Los principales desafíos que enfrentamos no tienen una solución o respuesta única, ni pueden resolverse con genialidades individuales. Son, por definición, la necesidad de una combinación de actuaciones que lleven a la convergencia de valores estratégicos compartidos, respondiendo al para qué de las diferentes políticas públicas en plena interacción participativa de la sociedad. El qué y el cómo, siempre al servicio de un propósito aspiracional, comprometido, firme, conocido y motivador de un futurible deseable y alcanzable. De aquí la grandeza y el valor de las estrategias colaborativas que distribuyen responsabilidades, roles, medios y resultados compartidos en torno a fines de valor general al servicio del bien común. Estrategias construidas desde la coherencia entre los objetivos finales y los pasos e instrumentos para alcanzarlos.

Llama la atención observar determinadas poblaciones que claman por una recentralización dando por bueno que lo solucionase un gobierno único, cuando, precisamente, denuncian el aislamiento y desconocimiento de lo local por los burócratas –ya sea en Madrid, Bruselas o Lisboa–, que ni cuentan con la experiencia ni con la identidad propia ni con presencia real en los pueblos. ¿Cómo es posible que se piense en una solución desde fuera?

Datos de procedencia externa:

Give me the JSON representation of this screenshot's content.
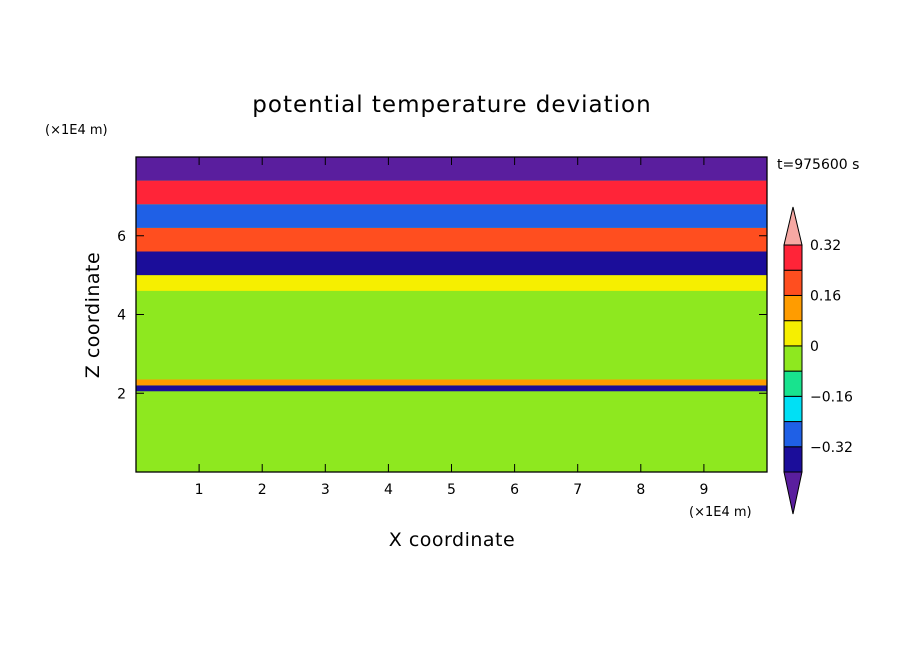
{
  "chart_data": {
    "type": "heatmap",
    "title": "potential temperature deviation",
    "xlabel": "X coordinate",
    "ylabel": "Z coordinate",
    "x_unit": "(×1E4 m)",
    "y_unit": "(×1E4 m)",
    "time_label": "t=975600 s",
    "xlim": [
      0,
      10
    ],
    "ylim": [
      0,
      8
    ],
    "x_ticks": [
      "1",
      "2",
      "3",
      "4",
      "5",
      "6",
      "7",
      "8",
      "9"
    ],
    "y_ticks": [
      "2",
      "4",
      "6"
    ],
    "colorbar": {
      "levels": [
        -0.4,
        -0.32,
        -0.24,
        -0.16,
        -0.08,
        0,
        0.08,
        0.16,
        0.24,
        0.32,
        0.4
      ],
      "tick_labels": [
        "0.32",
        "0.16",
        "0",
        "−0.16",
        "−0.32"
      ],
      "tick_values": [
        0.32,
        0.16,
        0,
        -0.16,
        -0.32
      ],
      "colors": [
        "#5a1e9e",
        "#1b0d9a",
        "#1f60e6",
        "#00e0f5",
        "#18e38e",
        "#8ee81f",
        "#f6ef00",
        "#ff9c00",
        "#ff4e1f",
        "#ff2438",
        "#f6a8a3"
      ],
      "extend": "both"
    },
    "bands": [
      {
        "z": [
          0.0,
          0.1
        ],
        "value": 0.03
      },
      {
        "z": [
          0.1,
          1.2
        ],
        "value": 0.0
      },
      {
        "z": [
          1.2,
          1.8
        ],
        "value": 0.05
      },
      {
        "z": [
          1.8,
          2.05
        ],
        "value": 0.02
      },
      {
        "z": [
          2.05,
          2.2
        ],
        "value": -0.3
      },
      {
        "z": [
          2.2,
          2.35
        ],
        "value": 0.22
      },
      {
        "z": [
          2.35,
          3.3
        ],
        "value": 0.04
      },
      {
        "z": [
          3.3,
          4.6
        ],
        "value": 0.02
      },
      {
        "z": [
          4.6,
          5.0
        ],
        "value": 0.1
      },
      {
        "z": [
          5.0,
          5.6
        ],
        "value": -0.25
      },
      {
        "z": [
          5.6,
          6.2
        ],
        "value": 0.3
      },
      {
        "z": [
          6.2,
          6.8
        ],
        "value": -0.2
      },
      {
        "z": [
          6.8,
          7.4
        ],
        "value": 0.35
      },
      {
        "z": [
          7.4,
          8.0
        ],
        "value": -0.35
      }
    ]
  }
}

El autogobierno es, sobre todo, capacidad de decidir, de asumir riesgos, de comprometerse con las propias soluciones, de establecer necesidades y prioridades, de complicidad con los vecinos y con la comunidad. Exige confianza en las fortalezas que den sentido al bien común compartido, generando una mayor eficiencia con la participación de todos los implicados y que, en consecuencia, aporte mayor valor y niveles de riqueza y bienestar. Es apostar por la propia organización y garantizar la convivencia normal, practicar el principio de subsidiariedad y solidaridad, eligiendo la interacción bilateral deseable con aquellos otros que se conviertan en auténticos compañeros de viaje para abordar soluciones y estrategias compartidas.

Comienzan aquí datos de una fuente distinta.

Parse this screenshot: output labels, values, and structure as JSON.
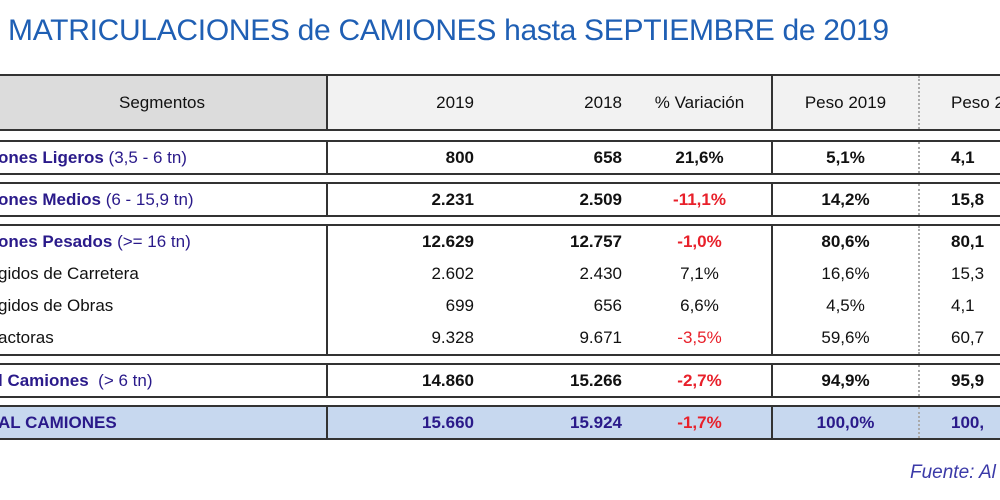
{
  "title": "MATRICULACIONES de CAMIONES hasta SEPTIEMBRE de 2019",
  "header": {
    "segmentos": "Segmentos",
    "y2019": "2019",
    "y2018": "2018",
    "variacion": "% Variación",
    "peso2019": "Peso 2019",
    "peso2018": "Peso 2"
  },
  "rows": {
    "ligeros": {
      "name": "ones Ligeros",
      "range": "(3,5 - 6 tn)",
      "v2019": "800",
      "v2018": "658",
      "var": "21,6%",
      "p2019": "5,1%",
      "p2018": "4,1"
    },
    "medios": {
      "name": "ones Medios",
      "range": "(6 - 15,9 tn)",
      "v2019": "2.231",
      "v2018": "2.509",
      "var": "-11,1%",
      "p2019": "14,2%",
      "p2018": "15,8"
    },
    "pesados": {
      "name": "ones Pesados",
      "range": "(>= 16 tn)",
      "v2019": "12.629",
      "v2018": "12.757",
      "var": "-1,0%",
      "p2019": "80,6%",
      "p2018": "80,1"
    },
    "carretera": {
      "name": "gidos de Carretera",
      "v2019": "2.602",
      "v2018": "2.430",
      "var": "7,1%",
      "p2019": "16,6%",
      "p2018": "15,3"
    },
    "obras": {
      "name": "gidos de Obras",
      "v2019": "699",
      "v2018": "656",
      "var": "6,6%",
      "p2019": "4,5%",
      "p2018": "4,1"
    },
    "tractoras": {
      "name": "actoras",
      "v2019": "9.328",
      "v2018": "9.671",
      "var": "-3,5%",
      "p2019": "59,6%",
      "p2018": "60,7"
    },
    "total6": {
      "name": "l Camiones",
      "range": "(> 6 tn)",
      "v2019": "14.860",
      "v2018": "15.266",
      "var": "-2,7%",
      "p2019": "94,9%",
      "p2018": "95,9"
    },
    "total": {
      "name": "AL CAMIONES",
      "v2019": "15.660",
      "v2018": "15.924",
      "var": "-1,7%",
      "p2019": "100,0%",
      "p2018": "100,"
    }
  },
  "source": "Fuente: Al",
  "colors": {
    "title": "#1f5fb4",
    "negative": "#e8202a",
    "label": "#2a1a8a",
    "total_bg": "#c7d8ef",
    "header_seg_bg": "#dcdcdc",
    "header_bg": "#f2f2f2"
  }
}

Articular el autogobierno con espacios de gobernanza global es un proceso complejo y, al mismo tiempo, imprescindible. No se pueden promover descentralizaciones administrativas, ni generar espacios autonómicos federalizados, ni conglomerados de especial nivel de autogobierno, ni confederaciones tras máximos niveles de cosoberanía, ni espacios de integración colaborativa con sistemas incompletos, perpetuando cascarones conceptuales y contenidos vacíos, o en cuestionamiento e indefinición permanentes. Ni los medios programables para el largo plazo, ni las estructuras vivas de gobernanza, ni la total calidad democrática, ni la afección institucional serán lo suficientemente eficientes para la definición y logro de las estrategias determinadas (en el mejor de los casos en que estas existan).

Buena gobernanza, estrategias colaborativas completas, objetivos y complicidades solidarias compartidas a largo plazo, coherente reasignación de medios, coherencia entre propósito y estrategia y, sí, lealtad institucional –de todos para con todos– nos prepararían mejor ante previsibles catástrofes, emergencias climáticas y otros muchos desafíos globales a los que nos enfrentamos. Observemos y aprendamos de aquello que parece inevitable. Transformemos la actitud y la manera en que abordamos el logro de un verdadero propósito, más allá de la desgracia, el sufrimiento y la imposibilidad de dar respuestas aisladas.

No actuemos hoy por miedo, sino por una esperanza de futuro. Construyamos un nuevo mundo. Reinventemos caminos desde las fortalezas de los elementos esenciales señalados, que habrán de servirnos para edificar una nueva sociedad de bienestar a la que aspiramos.